1949 kehrt Fritz Winter schließlich aus der Kriegsgefangenschaft zurück, seine Bilder wirken streng strukturiert, in den 1950er - und 1960er Jahren wagt er dann den „Durchbruch zur Farbe“, so auch der Titel der Ausstellung. „Seine oft großformatigen Gemälde bestechen durch ihre starke Ästhetik. So kennt man Fritz Winter“, schwärmt Rouven Lotz.

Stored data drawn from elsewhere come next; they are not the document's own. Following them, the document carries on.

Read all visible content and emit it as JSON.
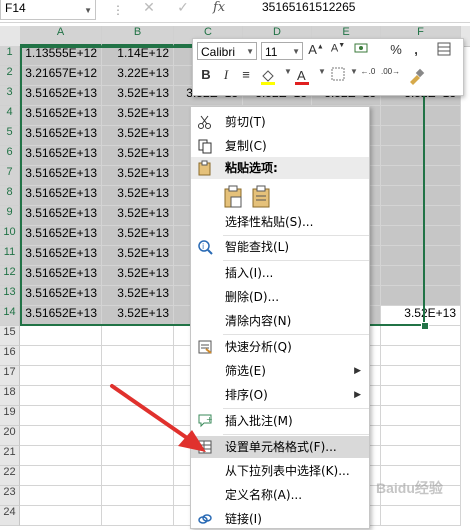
{
  "formula_bar": {
    "name_box": "F14",
    "value": "35165161512265"
  },
  "columns": [
    "A",
    "B",
    "C",
    "D",
    "E",
    "F"
  ],
  "rows": [
    {
      "n": "1",
      "a": "1.13555E+12",
      "b": "1.14E+12",
      "c": "1.1"
    },
    {
      "n": "2",
      "a": "3.21657E+12",
      "b": "3.22E+13",
      "c": "3.2"
    },
    {
      "n": "3",
      "a": "3.51652E+13",
      "b": "3.52E+13",
      "c": "3.52E+13",
      "d": "3.52E+13",
      "e": "3.52E+13",
      "f": "3.52E+13"
    },
    {
      "n": "4",
      "a": "3.51652E+13",
      "b": "3.52E+13",
      "c": "3.5"
    },
    {
      "n": "5",
      "a": "3.51652E+13",
      "b": "3.52E+13",
      "c": "3.5"
    },
    {
      "n": "6",
      "a": "3.51652E+13",
      "b": "3.52E+13",
      "c": "3.5"
    },
    {
      "n": "7",
      "a": "3.51652E+13",
      "b": "3.52E+13",
      "c": "3.5"
    },
    {
      "n": "8",
      "a": "3.51652E+13",
      "b": "3.52E+13",
      "c": "3.5"
    },
    {
      "n": "9",
      "a": "3.51652E+13",
      "b": "3.52E+13",
      "c": "3.5"
    },
    {
      "n": "10",
      "a": "3.51652E+13",
      "b": "3.52E+13",
      "c": "3.5"
    },
    {
      "n": "11",
      "a": "3.51652E+13",
      "b": "3.52E+13",
      "c": "3.5"
    },
    {
      "n": "12",
      "a": "3.51652E+13",
      "b": "3.52E+13",
      "c": "3.5"
    },
    {
      "n": "13",
      "a": "3.51652E+13",
      "b": "3.52E+13",
      "c": "3.5"
    },
    {
      "n": "14",
      "a": "3.51652E+13",
      "b": "3.52E+13",
      "c": "3.5",
      "f": "3.52E+13"
    },
    {
      "n": "15"
    },
    {
      "n": "16"
    },
    {
      "n": "17"
    },
    {
      "n": "18"
    },
    {
      "n": "19"
    },
    {
      "n": "20"
    },
    {
      "n": "21"
    },
    {
      "n": "22"
    },
    {
      "n": "23"
    },
    {
      "n": "24"
    }
  ],
  "mini_toolbar": {
    "font": "Calibri",
    "size": "11",
    "bold": "B",
    "italic": "I",
    "percent": "%",
    "comma": ","
  },
  "context_menu": {
    "cut": "剪切(T)",
    "copy": "复制(C)",
    "paste_options": "粘贴选项:",
    "paste_special": "选择性粘贴(S)...",
    "smart_lookup": "智能查找(L)",
    "insert": "插入(I)...",
    "delete": "删除(D)...",
    "clear": "清除内容(N)",
    "quick_analysis": "快速分析(Q)",
    "filter": "筛选(E)",
    "sort": "排序(O)",
    "insert_comment": "插入批注(M)",
    "format_cells": "设置单元格格式(F)...",
    "pick_list": "从下拉列表中选择(K)...",
    "define_name": "定义名称(A)...",
    "link": "链接(I)"
  },
  "colors": {
    "selection": "#217346",
    "arrow": "#e0312d"
  },
  "watermark": "Baidu经验"
}
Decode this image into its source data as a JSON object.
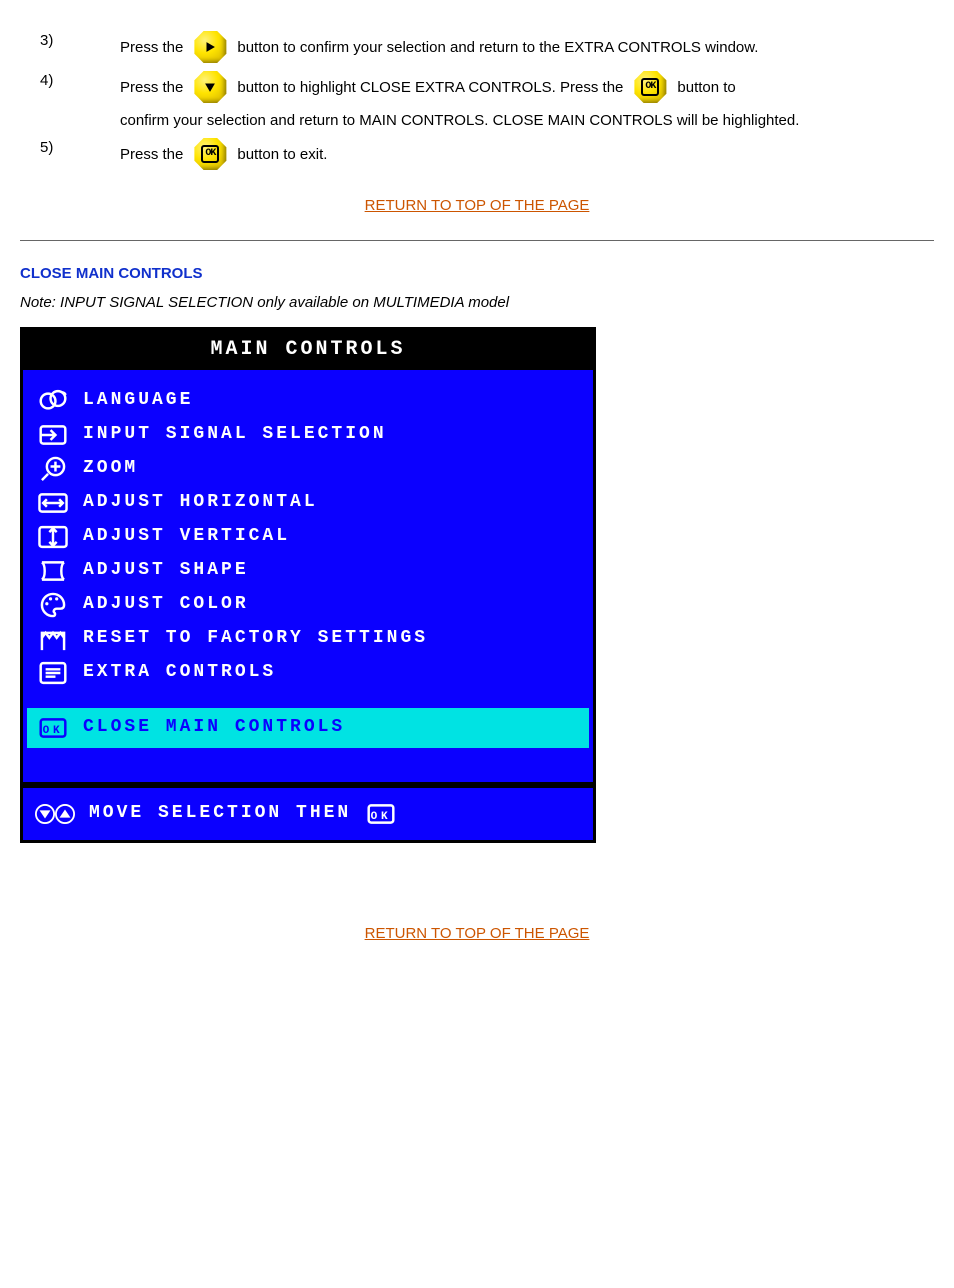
{
  "steps": {
    "s3_num": "3)",
    "s3a": "Press the ",
    "s3b": " button to confirm your selection and return to the EXTRA CONTROLS window.",
    "s4_num": "4)",
    "s4a": "Press the ",
    "s4b": " button to highlight CLOSE EXTRA CONTROLS. Press the ",
    "s4c": " button to",
    "s5a": "confirm your selection and return to MAIN CONTROLS. CLOSE MAIN CONTROLS will be highlighted.",
    "s6_num": "5)",
    "s6a": "Press the ",
    "s6b": " button to exit."
  },
  "returnLink": "RETURN TO TOP OF THE PAGE",
  "closeTitle": "CLOSE MAIN CONTROLS",
  "noteLabel": "Note:",
  "noteBody": " INPUT SIGNAL SELECTION only available on MULTIMEDIA model",
  "osd": {
    "title": "MAIN CONTROLS",
    "items": [
      "LANGUAGE",
      "INPUT SIGNAL SELECTION",
      "ZOOM",
      "ADJUST HORIZONTAL",
      "ADJUST VERTICAL",
      "ADJUST SHAPE",
      "ADJUST COLOR",
      "RESET TO FACTORY SETTINGS",
      "EXTRA CONTROLS"
    ],
    "highlightItem": "CLOSE MAIN CONTROLS",
    "footer": "MOVE SELECTION THEN"
  }
}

Fritz-Winter-Haus in Ahlen
1975 erleidet der Künstler einen Schlaganfall. Trotz körperlicher Schwäche lässt er sich aber vom Malen nicht abbringen. Seine Nichte, Helga Gausling, besorgt ihm Filzstifte, die ihm das Arbeiten erleichtern. 1976 stirbt der willensstarke Mann.

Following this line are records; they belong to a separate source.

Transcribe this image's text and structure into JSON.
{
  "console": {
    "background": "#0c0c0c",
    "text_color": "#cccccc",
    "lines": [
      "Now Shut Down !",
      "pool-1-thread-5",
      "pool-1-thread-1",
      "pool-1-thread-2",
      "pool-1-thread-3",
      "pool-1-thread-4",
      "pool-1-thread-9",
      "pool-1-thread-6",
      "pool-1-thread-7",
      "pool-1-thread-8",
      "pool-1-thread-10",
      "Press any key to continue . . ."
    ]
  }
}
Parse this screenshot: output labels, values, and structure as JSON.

Apropos Helga Gausling: Sie führt in Ahlen das Fritz-Winter-Haus und betreut den Nachlass. Die Hagener Ausstellung wird durch das Fritz-Winter-Haus unterstützt. „Helga Gausling ist die Hauptleihgeberin, wir haben uns aber auch noch Werke aus anderen Häusern geliehen“, so der Wissenschaftliche Leiter Rouven Lotz.
„Durchbruch zur Farbe“ ist eine Kooperation des Emil-Schumacher-Museums mit dem Angermuseum in Erfurt, wo die Ausstellung im kommenden Jahr gezeigt wird.